# YData Quality - Missings Tutorial
Time-to-Value: 4 minutes

This notebook provides a tutorial for the ydata_quality package funcionality for Missing Values.

**Structure:**

1. Load dataset
2. Distort dataset
3. Instantiate the Data Quality engine
4. Run the quality checks
5. Assess the warnings
6. (Extra) Detailed overview

In [None]:
# Update the imports
import statsmodels.api as sm
from ydata_quality.missings import MissingsProfiler

## Load the example dataset
We will use a dataset available from the statsmodels package.

In [None]:
df = sm.datasets.get_rdataset('baseball', 'plyr').data

## Create the engine
Each engine contains the checks and tests for each suite. To create a {ENGINE NAME}, you provide:
- df: target DataFrame, for which we will run the test suite
- arg (optional): description of optional argument

In [None]:
mp = MissingsProfiler(df=df)

### Full Evaluation
The easiest way to assess the data quality analysis is to run `.evaluate()` which returns a list of warnings for each quality check. 

In [None]:
results = mp.evaluate()

## Check the status
After running the data quality checks, you can check the warnings for each individual test. The warnings are a dictionary of {test: result}.

In [None]:
mp.report()

## Full Test Suite
In this section, you will find a detailed overview of the available tests in the duplicates module of ydata_quality.

### Null Count

Count the number of nulls/missings for a DataFrame. Can be calculated for:
- Specific column (entity defined) or all columns (entity=None)
- Count of nulls (as_pct=False) or ratio of rows (as_pct=True)

In [None]:
mp.null_count()

In [None]:
mp.nulls_higher_than(th=0.1)

## Correlation of Missings
Calculates the correlation between missing feature values. High correlation between missing values signals that data absence may not be completely at random.

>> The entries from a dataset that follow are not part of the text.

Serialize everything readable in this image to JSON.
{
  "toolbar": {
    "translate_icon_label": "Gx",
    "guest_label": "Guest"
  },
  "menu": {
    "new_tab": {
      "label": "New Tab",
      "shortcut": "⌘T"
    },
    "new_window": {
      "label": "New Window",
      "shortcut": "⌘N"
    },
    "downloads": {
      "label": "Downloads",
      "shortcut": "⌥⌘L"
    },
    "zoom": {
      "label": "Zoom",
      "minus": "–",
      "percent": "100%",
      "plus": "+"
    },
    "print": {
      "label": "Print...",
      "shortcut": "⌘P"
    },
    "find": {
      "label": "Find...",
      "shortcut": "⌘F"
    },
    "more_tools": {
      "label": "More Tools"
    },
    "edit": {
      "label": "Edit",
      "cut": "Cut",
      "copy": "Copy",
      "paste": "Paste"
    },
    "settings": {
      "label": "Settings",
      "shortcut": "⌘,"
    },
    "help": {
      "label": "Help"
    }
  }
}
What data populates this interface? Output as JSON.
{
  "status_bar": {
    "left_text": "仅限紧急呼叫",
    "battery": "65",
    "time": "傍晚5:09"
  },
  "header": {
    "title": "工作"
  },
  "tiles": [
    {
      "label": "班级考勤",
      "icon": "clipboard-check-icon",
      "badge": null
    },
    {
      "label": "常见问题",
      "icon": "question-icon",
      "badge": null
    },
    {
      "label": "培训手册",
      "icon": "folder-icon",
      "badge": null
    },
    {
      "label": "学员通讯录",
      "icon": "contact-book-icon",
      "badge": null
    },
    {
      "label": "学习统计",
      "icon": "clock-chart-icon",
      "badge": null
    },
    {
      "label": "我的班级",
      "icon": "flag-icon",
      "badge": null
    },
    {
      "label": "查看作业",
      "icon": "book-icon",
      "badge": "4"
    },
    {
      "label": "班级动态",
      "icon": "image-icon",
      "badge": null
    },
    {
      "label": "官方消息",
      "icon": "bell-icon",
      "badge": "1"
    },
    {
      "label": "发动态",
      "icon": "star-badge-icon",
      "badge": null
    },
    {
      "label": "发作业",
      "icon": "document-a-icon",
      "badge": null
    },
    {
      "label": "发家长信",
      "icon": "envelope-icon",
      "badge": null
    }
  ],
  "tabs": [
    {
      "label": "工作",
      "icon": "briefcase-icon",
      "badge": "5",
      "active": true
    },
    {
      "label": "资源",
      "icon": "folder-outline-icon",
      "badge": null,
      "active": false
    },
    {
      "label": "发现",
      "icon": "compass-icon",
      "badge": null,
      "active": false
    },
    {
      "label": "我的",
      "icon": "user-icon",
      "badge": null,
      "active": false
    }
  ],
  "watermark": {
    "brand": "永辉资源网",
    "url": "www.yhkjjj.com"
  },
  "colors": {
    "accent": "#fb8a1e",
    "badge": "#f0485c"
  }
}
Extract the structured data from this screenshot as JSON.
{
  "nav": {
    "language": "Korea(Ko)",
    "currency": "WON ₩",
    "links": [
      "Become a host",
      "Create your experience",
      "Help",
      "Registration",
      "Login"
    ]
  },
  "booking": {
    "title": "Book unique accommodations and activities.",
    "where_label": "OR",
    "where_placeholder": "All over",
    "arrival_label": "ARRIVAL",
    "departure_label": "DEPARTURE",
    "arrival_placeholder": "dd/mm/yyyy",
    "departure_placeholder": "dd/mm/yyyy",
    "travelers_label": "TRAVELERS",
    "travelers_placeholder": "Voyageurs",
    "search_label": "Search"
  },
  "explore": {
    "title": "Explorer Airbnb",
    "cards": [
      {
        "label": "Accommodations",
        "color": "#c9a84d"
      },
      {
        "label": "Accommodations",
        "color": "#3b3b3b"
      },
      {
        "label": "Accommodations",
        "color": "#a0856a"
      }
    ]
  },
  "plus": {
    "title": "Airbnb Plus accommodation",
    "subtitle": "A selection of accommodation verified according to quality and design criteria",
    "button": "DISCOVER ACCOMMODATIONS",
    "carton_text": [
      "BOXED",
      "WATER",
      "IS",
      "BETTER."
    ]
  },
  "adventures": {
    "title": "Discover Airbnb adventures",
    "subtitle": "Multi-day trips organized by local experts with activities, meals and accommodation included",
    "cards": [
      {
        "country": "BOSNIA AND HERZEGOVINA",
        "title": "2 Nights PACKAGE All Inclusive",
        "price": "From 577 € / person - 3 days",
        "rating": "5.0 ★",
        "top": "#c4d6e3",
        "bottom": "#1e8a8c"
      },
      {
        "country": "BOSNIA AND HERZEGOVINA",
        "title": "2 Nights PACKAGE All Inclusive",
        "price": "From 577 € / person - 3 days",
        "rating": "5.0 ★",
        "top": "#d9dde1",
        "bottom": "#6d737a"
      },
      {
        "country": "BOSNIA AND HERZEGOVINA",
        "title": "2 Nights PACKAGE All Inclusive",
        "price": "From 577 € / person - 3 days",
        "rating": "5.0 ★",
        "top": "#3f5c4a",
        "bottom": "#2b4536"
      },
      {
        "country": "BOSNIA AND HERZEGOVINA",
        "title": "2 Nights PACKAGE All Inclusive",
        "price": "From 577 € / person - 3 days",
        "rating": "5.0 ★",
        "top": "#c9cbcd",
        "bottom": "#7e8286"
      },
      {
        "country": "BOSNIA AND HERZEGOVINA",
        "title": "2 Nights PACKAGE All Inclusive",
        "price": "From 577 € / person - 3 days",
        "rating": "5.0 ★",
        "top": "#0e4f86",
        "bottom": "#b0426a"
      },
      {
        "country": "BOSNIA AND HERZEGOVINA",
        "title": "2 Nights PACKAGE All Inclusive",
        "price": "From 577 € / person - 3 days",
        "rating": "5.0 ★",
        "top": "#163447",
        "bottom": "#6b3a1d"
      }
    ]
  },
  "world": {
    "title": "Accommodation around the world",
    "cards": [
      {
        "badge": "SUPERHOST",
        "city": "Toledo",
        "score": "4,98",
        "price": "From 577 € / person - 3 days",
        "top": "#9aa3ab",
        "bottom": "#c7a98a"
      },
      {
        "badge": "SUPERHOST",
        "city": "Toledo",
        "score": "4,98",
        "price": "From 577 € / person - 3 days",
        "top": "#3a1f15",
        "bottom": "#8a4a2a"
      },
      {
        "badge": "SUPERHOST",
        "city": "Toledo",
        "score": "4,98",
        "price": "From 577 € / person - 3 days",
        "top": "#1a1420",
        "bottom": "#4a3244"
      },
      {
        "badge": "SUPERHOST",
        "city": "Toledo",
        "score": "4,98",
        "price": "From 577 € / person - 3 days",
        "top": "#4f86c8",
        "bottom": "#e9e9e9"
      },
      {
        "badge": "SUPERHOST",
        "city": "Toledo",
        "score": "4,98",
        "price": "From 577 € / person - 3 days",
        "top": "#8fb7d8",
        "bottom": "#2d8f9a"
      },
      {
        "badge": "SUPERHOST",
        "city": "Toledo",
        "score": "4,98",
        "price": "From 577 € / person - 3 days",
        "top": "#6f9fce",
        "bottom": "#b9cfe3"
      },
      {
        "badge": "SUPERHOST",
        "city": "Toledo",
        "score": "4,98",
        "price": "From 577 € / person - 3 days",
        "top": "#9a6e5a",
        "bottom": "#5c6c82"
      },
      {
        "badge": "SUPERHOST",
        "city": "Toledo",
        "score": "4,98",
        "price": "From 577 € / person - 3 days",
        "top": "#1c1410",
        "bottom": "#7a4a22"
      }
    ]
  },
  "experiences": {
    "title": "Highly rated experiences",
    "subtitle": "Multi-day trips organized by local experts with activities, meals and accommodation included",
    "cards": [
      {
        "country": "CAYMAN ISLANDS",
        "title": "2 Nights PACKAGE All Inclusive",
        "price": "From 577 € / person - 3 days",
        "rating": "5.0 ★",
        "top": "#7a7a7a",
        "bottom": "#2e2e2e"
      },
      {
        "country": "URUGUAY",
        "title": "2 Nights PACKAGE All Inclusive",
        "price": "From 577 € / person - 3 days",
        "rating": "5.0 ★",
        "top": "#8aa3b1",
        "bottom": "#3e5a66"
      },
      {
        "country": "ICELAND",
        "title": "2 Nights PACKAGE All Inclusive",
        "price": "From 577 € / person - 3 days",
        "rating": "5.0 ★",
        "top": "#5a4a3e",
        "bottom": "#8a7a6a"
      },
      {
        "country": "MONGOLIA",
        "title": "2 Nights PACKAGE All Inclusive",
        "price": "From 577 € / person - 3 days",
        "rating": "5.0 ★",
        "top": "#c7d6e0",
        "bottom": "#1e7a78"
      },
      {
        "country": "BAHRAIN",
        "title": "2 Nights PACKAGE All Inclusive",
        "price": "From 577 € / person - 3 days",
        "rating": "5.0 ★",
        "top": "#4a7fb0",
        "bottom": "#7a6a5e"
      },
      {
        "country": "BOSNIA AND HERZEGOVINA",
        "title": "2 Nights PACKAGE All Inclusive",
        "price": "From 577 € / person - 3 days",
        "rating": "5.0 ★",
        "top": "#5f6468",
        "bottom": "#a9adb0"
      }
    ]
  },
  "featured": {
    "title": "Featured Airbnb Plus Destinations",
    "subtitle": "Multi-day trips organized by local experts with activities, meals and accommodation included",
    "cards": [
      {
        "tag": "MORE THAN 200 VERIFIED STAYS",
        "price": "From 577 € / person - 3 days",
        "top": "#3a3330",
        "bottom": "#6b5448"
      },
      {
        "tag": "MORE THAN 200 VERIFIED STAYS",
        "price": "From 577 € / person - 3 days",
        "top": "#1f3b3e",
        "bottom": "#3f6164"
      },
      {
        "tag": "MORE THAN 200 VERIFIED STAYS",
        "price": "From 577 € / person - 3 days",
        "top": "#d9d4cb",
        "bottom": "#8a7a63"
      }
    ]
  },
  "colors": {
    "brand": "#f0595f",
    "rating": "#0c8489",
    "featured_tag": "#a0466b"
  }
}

Is provided as:
- Missing Correlations: full matrix of correlations between missing feature values;
- High Missing Correlations: missing correlations filtered by a given threshold.

In [None]:
mp.missing_correlations()

In [None]:
mp.high_missing_correlations(th=0.8)

## Prediction of Missingness
The ability to easily predict missing values for a given feature with a baseline model indicates that the process causing the missing values may not be completely at random.

In [None]:
mp.predict_missings(col=['so', 'lg'])

In [None]:
mp.predict_missings()

## Performance Drop
Testing the performance drop when the feature values are missing enable the Data Scientists to better understand the downstream impact of missing values.

In [None]:
mp.target = 'ab'
mp.performance_drop()